Die Abschaffung des Dieselprivilegs bleibe auf der Agenda, sei ja auch im Regierungsprogramm verankert. Bisher habe man schon durch die Erhöhung der Normverbrauchsabgabe viel verändert, und auch die Flugticketabgabe etwa bereit umgesetzt.

Preis laut ÖAMTC-Studie zu niedrig

Der CO2-Preis von 30 Euro pro Tonne ab Juli 2022 wird im Verkehrssektor nicht reichen, um die Klimaziele der EU zu erreichen. Wie selbst der Autofahrerclub ÖAMTC bereits vor einem Jahr in einer Studie errechnete, müssten Benzin und Diesel vier Euro pro Liter kosten. Erst ab diesem Preis würden Autofahren stark genug reduziert.

"Wenn wir die Klimaziele wirklich erreichen möchten, müssen wir den Spritpreis so stark anheben, dass Autofahrten eingeschränkt werden", sagte Studienautor Christian Helmenstein vom Economica Institut für Wirtschaftsforschung bei der Präsentation der vom ÖAMTC beauftragten Studie im September 2020.

Die von der türkis-grünen Regierung angekündigten 30 Euro pro Tonne Kohlenstoffdioxid bedeuten, dass Benzin um 7 Cent pro Liter teurer wird und Diesel um 8 Cent. Heuer im August kostete Benzin im Schnitt 1,317 Euro und Diesel durchschnittlich 1,234 Euro.

MÖSt nicht mitgerechnet

In den am Sonntag vorgestellten Plänen der Regierung sieht der ÖAMTC "Licht und Schatten". "Enttäuscht" zeigte man sich darüber, dass man die bestehende Mineralölsteuer (MöSt) nicht als CO2-Bepreisung berücksichtigt habe. Würde man nämlich die MöSt umrechnen, wären es bei Benzin 162 Euro pro Tonne CO2 und bei Diesel 226 Euro.

Treffsicherheit bei Mobilitätsbonus

Das arbeitnehmernahme Momentum-Institut hält in einer ersten Analyse fest: Der geplante CO2-Preis von 30 Euro pro Tonne, also ca. 8 Cent pro Liter Benzin, ist zu niedrig, um die notwendigen Lenkungswirkungen zu erreichen. Hier wäre ein Einstiegspreis von 50–60 Euro mit mittelfristigem Anstieg auf über 100 Euro notwendig gewesen. Große Lenkungseffekte ließen sich mit einem so geringen CO2-Preis nicht erzielen - noch dazu, wenn das Dieselprivileg unangetastet bleibe.
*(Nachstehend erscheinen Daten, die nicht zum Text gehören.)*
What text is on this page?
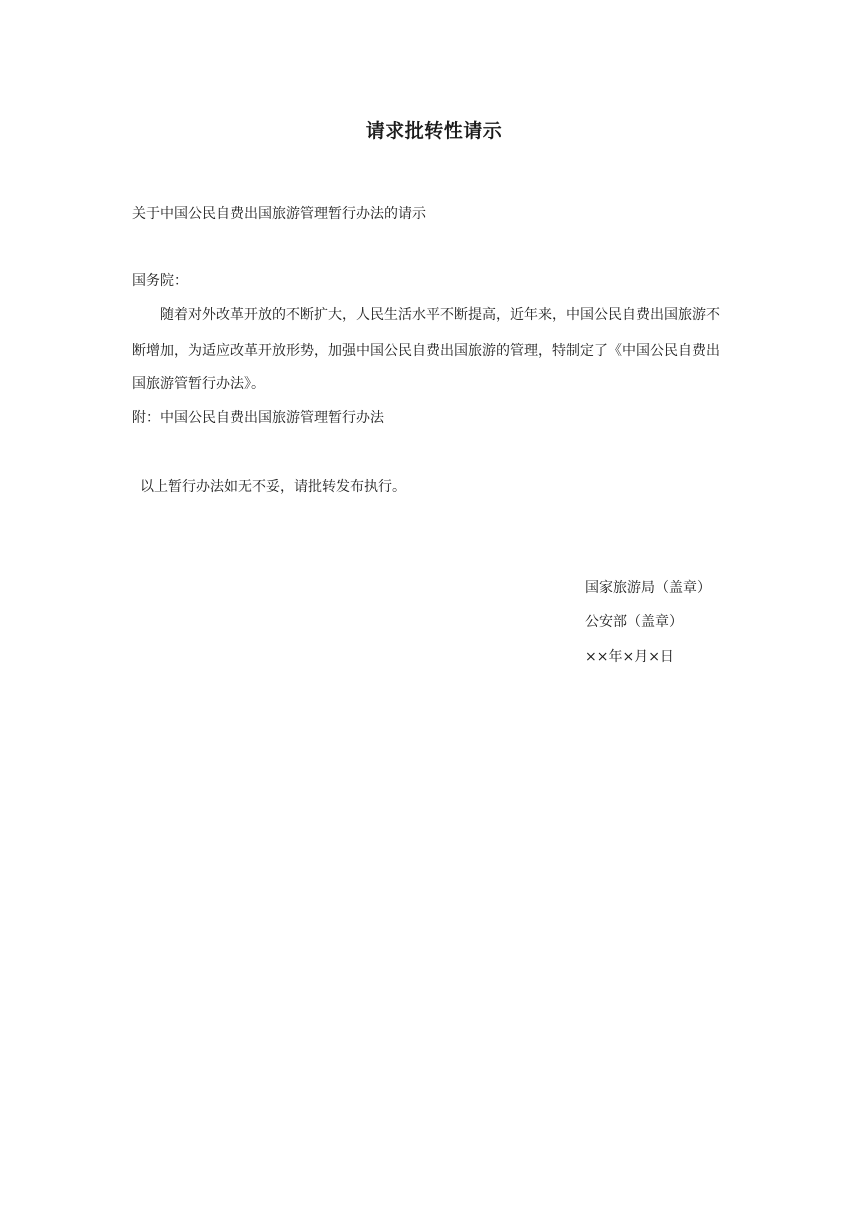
请求批转性请示
关于中国公民自费出国旅游管理暂行办法的请示
国务院：
随着对外改革开放的不断扩大，人民生活水平不断提高，近年来，中国公民自费出国旅游不
断增加，为适应改革开放形势，加强中国公民自费出国旅游的管理，特制定了《中国公民自费出
国旅游管暂行办法》。
附：中国公民自费出国旅游管理暂行办法
以上暂行办法如无不妥，请批转发布执行。
国家旅游局（盖章）
公安部（盖章）
××年×月×日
Die Rückverteilung über einen pauschalen Klimabonus ist besonders für niedrige Einkommen wichtig, die regionale Komponente sorgt für Treffsicherheit. Es werde allerdings mehr rückverteilt als eingenommen.

Was fehlt, sei eine gezielte Unterstützung für Mieterinnern und Mieter. Diese können nicht direkt entscheiden, womit sie heizen wollen, denn der Heizungstausch obliege den Vermietern.

Vor allem Mittelschicht profitiert

Zur geplanten Lohnsteuersenkung hält das Momentum-Institut fest: Die Senkung der Steuersätze der zweiten und dritten Tarifstufe lasse vor allem die oberen Mittelschicht profitieren. Mit einem Einkommen von 2.100 Euro bekomme man EUR 137 pro Jahr mehr. Ab 6.000 Euro seien es dagegen jährlich EUR 1.230 mehr. 

© Momentum Institut, SORESI

Die Senkung der Krankenversicherungsbeiträge sei grundsätzlich eine effektive Maßnahme, gerade für kleine und mittlere Einkommen - ein Ausgleich der Mindereinnahmen für die Sozialversicherung sei aber unbedingt nötig.

Die Erhöhung des Familienbonus werde etwa bei zwei Kindern erst ab einem Bruttoeinkommen von ca. 2.500 Euro spürbar. Sie nutze vor allem höheren Einkommen. In den beiden untersten Einkommensfünfteln komme so gut wie gar nichts an, sagt das Momentum-Institut.